“I propose to get into fortunes way.” – Arthur Wellsley (Duke of Wellington)
I just finished reading Wellington: The Years of the Sword (Duke of Wellington’s biography). Written in 1950’s by his grand niece. Fascinating.
And while there were a number of thoughtful things … this quote from Wellsley as he went to Spain to take on Napoleon (at Napoleon’s peak) is the quote that stood out for me.
Great people have to have skill <he was a master tactician and excellent leader of men>.
But they also have to have attitude.
I put this quote side by side with his senior <in age>, Lord Horatio Nelson, who said <paraphrasing> “you can do no wrong by placing yourself as close to the enemy as possible.”
Attitudinally they sought action. They sought putting themselves in situations where they would confront their enemy.
Well. Think about that. And business.
So often businesses talk about ‘white space.’ Seeking places their enemy is not.
What would happen if some business leader said “I propose to get in fortune’s way” (meaning I plan on engaging the enemy/competition)?
Have to tell ya. That sounds different. And, frankly, it sounds like something I wish more companies would do. treat business like war.

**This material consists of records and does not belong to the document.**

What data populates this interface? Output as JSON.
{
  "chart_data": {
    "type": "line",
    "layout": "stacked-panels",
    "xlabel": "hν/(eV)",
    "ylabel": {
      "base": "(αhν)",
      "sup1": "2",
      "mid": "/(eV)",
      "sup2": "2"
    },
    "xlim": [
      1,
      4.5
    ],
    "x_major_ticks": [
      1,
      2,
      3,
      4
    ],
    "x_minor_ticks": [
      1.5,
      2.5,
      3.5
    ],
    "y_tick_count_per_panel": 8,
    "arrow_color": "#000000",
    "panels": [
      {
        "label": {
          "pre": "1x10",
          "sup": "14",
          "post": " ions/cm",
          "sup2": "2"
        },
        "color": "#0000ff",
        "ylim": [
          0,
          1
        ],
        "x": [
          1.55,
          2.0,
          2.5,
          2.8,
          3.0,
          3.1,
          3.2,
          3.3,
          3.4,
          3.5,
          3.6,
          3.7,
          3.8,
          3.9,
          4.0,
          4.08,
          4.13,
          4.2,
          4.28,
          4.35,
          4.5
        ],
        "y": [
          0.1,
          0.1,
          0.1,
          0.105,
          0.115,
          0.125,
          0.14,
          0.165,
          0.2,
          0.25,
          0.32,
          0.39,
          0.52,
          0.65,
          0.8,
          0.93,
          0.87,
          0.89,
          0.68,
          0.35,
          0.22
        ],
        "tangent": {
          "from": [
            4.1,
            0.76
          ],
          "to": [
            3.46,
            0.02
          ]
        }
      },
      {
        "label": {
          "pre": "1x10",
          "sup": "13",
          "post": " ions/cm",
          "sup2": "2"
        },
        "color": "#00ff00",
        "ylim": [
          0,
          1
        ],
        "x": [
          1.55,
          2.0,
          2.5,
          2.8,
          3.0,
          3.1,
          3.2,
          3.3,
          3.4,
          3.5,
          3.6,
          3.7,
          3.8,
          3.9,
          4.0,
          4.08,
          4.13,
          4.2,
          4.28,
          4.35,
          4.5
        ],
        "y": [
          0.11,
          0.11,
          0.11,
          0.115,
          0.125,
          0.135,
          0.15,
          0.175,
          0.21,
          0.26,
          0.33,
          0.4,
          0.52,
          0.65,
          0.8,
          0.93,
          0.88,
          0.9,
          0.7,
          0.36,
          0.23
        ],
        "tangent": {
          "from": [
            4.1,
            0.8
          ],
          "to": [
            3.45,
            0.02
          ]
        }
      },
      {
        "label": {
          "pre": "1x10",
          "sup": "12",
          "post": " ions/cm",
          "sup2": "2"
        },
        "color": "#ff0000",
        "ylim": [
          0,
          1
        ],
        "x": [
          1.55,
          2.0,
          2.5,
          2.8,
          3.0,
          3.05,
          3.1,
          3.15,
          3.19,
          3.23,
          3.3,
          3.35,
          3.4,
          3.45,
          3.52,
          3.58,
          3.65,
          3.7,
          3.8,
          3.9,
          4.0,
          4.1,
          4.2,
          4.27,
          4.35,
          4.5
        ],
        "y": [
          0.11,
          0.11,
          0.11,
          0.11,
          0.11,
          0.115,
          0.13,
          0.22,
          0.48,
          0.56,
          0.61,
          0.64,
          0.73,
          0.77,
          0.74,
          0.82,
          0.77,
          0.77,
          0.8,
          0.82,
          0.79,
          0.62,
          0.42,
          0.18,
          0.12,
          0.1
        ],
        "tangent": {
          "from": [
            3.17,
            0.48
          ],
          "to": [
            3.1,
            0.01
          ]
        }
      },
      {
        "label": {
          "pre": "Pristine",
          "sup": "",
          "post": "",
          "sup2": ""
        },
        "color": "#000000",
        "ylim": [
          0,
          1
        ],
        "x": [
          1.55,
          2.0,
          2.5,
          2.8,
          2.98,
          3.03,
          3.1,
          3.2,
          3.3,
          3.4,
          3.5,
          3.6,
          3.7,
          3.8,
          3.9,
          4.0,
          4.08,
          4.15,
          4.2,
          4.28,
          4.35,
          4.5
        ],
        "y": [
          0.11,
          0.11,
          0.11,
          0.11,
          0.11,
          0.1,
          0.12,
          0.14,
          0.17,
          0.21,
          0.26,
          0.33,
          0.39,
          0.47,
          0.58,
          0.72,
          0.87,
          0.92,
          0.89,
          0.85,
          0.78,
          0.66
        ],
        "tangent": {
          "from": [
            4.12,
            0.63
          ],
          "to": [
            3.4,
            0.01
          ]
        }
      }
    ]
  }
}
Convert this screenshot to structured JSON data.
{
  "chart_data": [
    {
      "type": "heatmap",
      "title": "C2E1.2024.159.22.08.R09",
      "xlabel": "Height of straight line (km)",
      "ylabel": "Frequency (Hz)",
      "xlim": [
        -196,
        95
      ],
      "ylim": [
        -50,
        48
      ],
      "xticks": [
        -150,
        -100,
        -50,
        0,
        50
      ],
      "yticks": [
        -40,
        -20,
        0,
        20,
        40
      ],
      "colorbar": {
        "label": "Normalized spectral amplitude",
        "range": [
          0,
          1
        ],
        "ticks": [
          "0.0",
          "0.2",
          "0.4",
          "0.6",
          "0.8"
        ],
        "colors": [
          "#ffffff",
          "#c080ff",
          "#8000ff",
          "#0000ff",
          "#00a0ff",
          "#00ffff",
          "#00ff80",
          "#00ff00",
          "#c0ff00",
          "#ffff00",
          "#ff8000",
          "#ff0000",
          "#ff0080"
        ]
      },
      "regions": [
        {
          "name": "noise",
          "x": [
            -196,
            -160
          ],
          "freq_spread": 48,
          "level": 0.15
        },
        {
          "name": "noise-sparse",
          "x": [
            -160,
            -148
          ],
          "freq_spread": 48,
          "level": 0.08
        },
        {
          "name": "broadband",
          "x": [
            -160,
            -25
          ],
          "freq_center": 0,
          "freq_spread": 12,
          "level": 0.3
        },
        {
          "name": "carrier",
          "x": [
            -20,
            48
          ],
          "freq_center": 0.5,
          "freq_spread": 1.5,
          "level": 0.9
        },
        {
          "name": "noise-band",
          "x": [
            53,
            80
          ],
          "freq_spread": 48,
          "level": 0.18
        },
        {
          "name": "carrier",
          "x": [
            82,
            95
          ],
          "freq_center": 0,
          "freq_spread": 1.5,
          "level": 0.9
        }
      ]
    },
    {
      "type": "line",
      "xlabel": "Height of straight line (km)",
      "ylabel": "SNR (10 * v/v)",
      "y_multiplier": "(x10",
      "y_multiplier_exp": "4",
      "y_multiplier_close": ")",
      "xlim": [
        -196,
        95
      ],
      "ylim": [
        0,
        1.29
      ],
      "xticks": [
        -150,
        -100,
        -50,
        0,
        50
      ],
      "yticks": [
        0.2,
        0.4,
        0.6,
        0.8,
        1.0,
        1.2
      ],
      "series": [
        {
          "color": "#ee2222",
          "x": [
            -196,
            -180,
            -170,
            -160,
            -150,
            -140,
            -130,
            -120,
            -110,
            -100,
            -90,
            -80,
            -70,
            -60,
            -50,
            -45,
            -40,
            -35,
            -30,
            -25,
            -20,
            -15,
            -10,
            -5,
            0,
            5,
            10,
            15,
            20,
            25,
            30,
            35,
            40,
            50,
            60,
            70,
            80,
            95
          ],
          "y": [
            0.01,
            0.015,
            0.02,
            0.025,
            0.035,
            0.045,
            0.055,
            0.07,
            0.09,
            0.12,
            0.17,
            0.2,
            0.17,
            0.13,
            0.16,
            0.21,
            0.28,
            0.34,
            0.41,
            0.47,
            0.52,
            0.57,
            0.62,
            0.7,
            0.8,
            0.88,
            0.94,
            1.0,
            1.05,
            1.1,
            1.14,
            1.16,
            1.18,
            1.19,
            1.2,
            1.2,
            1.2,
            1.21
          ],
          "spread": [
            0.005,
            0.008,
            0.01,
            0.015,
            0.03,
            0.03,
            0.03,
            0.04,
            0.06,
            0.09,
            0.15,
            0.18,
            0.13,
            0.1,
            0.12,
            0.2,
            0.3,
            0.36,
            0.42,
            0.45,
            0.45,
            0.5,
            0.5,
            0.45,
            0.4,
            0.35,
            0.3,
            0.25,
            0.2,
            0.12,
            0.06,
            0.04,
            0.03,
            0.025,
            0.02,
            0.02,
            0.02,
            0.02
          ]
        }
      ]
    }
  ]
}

Ok. There is a time and place … and it can vary by category … but in my eyes too many companies are too nice <with regard to competitors>.
Regardless of whether you agree with that or not a business leader who would say something like this quote has a good confident attitude … with an understanding that losing is bad … really bad.
Wellsley got in fortune’s way. More often than not he gained fortune.
Nelson sought to put himself s close to the enemy as possible <fortune’s way> . More often than not he gained fortune.
History remembers the heroes. It remembers the great. Why? Because they elected to put themselves in fortune’s way.